NTSB Shows Off Crispy Boeing 787 Battery
An NTSB statement released on Monday did not offer any answers as to what caused the fire, but did explain in detail what the agency is doing to find out. Those steps include:
- Digital radiographs and computed tomography scans of the incident battery and a non-damaged battery of the same type
- Physical disassembly of the burnt battery
- Examination of burned wire bundles and the APU battery charger
- Downloading of data from maintenance and APU controller memory modules
- Documenting the entire aft electronics bay including the APU battery and the nearby affected structure where components and wire bundles were located
- Analysis of flight data recorder and cockpit voice recorder units
- Documentation of what firefighting efforts were used to extinguish the fire through interviews with first responders
Details of those firefighting efforts were explained:
Fire and rescue personnel were able to contain the fire using a clean agent (Halotron), however, they reported experiencing difficulty accessing the battery for removal during extinguishing efforts. All fire and rescue personnel responding to the incident had previously received aircraft familiarization training on the Boeing 787.
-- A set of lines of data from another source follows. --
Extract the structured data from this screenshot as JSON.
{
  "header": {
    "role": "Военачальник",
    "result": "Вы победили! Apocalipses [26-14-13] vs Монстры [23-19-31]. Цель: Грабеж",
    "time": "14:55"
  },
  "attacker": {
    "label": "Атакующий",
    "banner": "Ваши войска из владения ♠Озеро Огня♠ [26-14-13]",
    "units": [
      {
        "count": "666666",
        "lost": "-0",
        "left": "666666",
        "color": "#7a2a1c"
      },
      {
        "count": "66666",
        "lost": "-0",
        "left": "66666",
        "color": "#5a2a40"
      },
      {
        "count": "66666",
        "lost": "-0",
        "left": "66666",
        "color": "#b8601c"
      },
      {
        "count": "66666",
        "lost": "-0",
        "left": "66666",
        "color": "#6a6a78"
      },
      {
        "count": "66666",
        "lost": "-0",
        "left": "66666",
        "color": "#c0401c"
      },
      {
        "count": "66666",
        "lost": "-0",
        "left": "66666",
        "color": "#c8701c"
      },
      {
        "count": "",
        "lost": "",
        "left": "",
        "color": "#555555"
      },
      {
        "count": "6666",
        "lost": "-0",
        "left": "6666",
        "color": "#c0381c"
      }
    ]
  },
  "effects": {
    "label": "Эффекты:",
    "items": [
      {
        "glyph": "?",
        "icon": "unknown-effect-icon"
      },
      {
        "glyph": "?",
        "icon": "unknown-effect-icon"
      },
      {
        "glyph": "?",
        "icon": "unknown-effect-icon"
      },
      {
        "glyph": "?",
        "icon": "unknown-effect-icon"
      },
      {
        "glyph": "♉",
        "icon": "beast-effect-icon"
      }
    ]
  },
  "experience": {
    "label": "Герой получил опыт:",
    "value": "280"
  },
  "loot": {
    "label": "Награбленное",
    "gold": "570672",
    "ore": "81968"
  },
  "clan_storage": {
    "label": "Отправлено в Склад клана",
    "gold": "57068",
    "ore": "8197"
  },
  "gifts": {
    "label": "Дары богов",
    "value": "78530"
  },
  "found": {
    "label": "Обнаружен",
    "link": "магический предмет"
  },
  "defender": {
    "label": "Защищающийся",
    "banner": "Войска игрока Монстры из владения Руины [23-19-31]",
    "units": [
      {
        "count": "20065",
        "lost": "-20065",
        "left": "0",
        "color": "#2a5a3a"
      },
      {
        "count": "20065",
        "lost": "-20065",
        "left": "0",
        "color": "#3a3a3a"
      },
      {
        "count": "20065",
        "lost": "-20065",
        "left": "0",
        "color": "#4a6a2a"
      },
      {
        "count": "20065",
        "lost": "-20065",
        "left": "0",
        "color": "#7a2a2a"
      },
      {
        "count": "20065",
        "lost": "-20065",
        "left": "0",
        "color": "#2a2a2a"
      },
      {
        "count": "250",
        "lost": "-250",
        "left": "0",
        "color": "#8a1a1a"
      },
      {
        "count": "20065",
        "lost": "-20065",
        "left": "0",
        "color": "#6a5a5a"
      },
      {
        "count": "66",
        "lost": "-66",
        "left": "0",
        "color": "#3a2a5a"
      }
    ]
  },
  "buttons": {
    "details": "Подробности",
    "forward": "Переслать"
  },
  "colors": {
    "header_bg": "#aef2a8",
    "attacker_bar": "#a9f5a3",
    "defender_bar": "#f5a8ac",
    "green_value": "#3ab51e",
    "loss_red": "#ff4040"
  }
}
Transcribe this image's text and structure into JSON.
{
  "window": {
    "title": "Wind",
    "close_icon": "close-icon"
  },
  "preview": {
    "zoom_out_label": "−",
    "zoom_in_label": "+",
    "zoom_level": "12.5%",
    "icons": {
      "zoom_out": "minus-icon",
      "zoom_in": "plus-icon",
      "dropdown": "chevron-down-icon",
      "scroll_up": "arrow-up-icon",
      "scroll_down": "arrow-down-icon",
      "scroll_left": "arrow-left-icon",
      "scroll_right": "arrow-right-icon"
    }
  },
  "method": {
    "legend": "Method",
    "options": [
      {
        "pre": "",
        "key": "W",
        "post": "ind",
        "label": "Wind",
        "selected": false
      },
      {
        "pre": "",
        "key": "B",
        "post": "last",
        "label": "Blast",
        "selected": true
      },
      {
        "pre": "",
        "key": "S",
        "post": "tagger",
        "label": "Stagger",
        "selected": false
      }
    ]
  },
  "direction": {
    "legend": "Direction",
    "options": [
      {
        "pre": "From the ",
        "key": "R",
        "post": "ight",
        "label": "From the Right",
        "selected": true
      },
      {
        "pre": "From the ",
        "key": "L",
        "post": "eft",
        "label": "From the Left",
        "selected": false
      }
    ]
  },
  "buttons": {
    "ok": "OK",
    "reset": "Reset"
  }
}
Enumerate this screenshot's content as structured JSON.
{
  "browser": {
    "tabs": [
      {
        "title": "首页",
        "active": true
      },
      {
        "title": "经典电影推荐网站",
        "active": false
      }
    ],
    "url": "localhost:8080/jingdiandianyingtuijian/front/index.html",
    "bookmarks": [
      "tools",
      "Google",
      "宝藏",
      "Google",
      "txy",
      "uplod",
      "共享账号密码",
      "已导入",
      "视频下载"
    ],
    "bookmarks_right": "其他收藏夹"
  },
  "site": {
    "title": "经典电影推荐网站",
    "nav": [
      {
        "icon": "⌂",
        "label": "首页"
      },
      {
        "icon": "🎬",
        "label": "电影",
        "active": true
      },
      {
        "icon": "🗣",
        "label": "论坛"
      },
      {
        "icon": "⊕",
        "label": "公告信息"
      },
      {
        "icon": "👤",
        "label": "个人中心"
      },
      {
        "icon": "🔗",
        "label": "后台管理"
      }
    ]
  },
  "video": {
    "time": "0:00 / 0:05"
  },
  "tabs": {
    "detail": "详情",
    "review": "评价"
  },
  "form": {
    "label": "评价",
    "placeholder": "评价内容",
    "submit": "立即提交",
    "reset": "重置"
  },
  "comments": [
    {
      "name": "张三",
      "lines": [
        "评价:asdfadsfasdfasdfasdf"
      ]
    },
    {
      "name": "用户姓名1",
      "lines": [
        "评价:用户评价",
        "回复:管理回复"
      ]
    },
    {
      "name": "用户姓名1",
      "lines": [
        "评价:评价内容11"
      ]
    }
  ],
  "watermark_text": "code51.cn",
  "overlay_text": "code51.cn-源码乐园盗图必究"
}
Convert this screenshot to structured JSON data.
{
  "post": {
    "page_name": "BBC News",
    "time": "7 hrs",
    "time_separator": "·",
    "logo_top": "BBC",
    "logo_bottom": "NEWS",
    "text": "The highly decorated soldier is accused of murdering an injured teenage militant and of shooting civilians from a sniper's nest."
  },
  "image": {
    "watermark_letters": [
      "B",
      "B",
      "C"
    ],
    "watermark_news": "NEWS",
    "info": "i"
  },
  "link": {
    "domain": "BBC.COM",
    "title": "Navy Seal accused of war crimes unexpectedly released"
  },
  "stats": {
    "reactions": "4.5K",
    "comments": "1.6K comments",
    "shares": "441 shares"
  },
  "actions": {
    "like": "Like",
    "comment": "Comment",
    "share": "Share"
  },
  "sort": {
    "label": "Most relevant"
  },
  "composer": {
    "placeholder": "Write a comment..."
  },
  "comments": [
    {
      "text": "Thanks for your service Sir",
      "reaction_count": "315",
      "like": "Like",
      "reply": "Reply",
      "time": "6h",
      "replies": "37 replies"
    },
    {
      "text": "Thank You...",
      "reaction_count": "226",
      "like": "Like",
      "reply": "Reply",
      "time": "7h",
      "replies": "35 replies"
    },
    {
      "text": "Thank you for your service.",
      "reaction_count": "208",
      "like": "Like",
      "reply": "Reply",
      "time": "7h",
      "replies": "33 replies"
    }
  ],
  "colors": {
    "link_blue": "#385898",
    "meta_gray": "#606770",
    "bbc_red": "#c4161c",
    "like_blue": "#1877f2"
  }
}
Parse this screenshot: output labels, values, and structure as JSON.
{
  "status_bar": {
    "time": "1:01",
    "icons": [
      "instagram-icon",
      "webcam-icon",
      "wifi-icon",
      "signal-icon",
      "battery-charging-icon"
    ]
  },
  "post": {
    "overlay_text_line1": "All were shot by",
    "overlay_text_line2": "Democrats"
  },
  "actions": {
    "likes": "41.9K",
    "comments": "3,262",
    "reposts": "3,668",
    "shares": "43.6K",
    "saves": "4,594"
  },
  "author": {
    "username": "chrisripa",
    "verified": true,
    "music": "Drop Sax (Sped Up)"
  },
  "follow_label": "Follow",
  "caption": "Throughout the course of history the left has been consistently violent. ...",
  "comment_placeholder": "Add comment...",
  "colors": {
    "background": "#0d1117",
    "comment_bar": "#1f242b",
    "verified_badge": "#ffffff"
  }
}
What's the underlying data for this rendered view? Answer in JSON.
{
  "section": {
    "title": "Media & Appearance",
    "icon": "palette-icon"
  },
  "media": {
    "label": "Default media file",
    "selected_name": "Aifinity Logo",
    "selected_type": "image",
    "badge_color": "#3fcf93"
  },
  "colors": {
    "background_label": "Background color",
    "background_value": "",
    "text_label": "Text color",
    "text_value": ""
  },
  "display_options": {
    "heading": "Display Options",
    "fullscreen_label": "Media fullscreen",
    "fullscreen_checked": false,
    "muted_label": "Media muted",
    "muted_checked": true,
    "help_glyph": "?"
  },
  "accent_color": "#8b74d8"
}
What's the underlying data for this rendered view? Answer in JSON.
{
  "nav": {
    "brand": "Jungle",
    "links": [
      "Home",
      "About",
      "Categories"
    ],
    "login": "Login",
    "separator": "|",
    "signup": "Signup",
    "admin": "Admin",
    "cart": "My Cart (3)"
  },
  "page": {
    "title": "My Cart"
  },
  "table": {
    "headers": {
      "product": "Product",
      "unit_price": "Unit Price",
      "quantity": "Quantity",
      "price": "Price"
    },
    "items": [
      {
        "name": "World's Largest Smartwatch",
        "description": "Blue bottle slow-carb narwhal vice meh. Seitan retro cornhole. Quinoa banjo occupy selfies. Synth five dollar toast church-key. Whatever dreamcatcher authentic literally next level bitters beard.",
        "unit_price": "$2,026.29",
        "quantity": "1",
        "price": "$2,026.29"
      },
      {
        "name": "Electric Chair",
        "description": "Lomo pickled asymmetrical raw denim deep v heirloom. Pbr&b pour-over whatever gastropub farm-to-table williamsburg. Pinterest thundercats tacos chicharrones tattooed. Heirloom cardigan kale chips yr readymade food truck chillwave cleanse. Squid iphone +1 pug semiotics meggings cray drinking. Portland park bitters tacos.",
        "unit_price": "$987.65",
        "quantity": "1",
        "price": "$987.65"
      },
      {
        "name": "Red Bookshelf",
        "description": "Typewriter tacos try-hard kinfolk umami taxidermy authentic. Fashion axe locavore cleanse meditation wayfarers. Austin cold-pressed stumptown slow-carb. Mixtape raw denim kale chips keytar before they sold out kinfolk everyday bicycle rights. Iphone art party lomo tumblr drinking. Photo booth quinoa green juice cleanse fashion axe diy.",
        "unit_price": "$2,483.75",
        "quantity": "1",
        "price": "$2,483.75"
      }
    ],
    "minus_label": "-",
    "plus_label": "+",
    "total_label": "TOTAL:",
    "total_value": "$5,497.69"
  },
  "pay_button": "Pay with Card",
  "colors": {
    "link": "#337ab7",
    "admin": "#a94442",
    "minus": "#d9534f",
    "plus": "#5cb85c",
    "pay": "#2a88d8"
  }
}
The agency also listed the all star team of industry experts working with them on the investigation. Represented are:
- Japan Transport Safety Board
- French Bureau d’Enquêtes et d’Analyses pour la sécurité de l’aviation civile
- Federal Aviation Administration (which is running a separate, broader investigation of the entire 787 program)
- The Boeing Company (the aircraft manufacturer)
- US Naval Surface Warfare Center’s Carderock Division (According to the Navy, Carderock’s “expertise spans more than 40 disciplines, from electrical and mechanical engineering to computer engineering and physics”)
- Japan Airlines (the aircraft operator)
- GS Yuasa (the battery manufacturer)
- Thales Avionics Electrical Systems (manufacturer of the APU battery/charger system)
The NTSB statement also mentioned that they released the plane back to Japan Airlines on January 10.
It was not immediately clear how much repair work would be needed to get the plane airworthy again.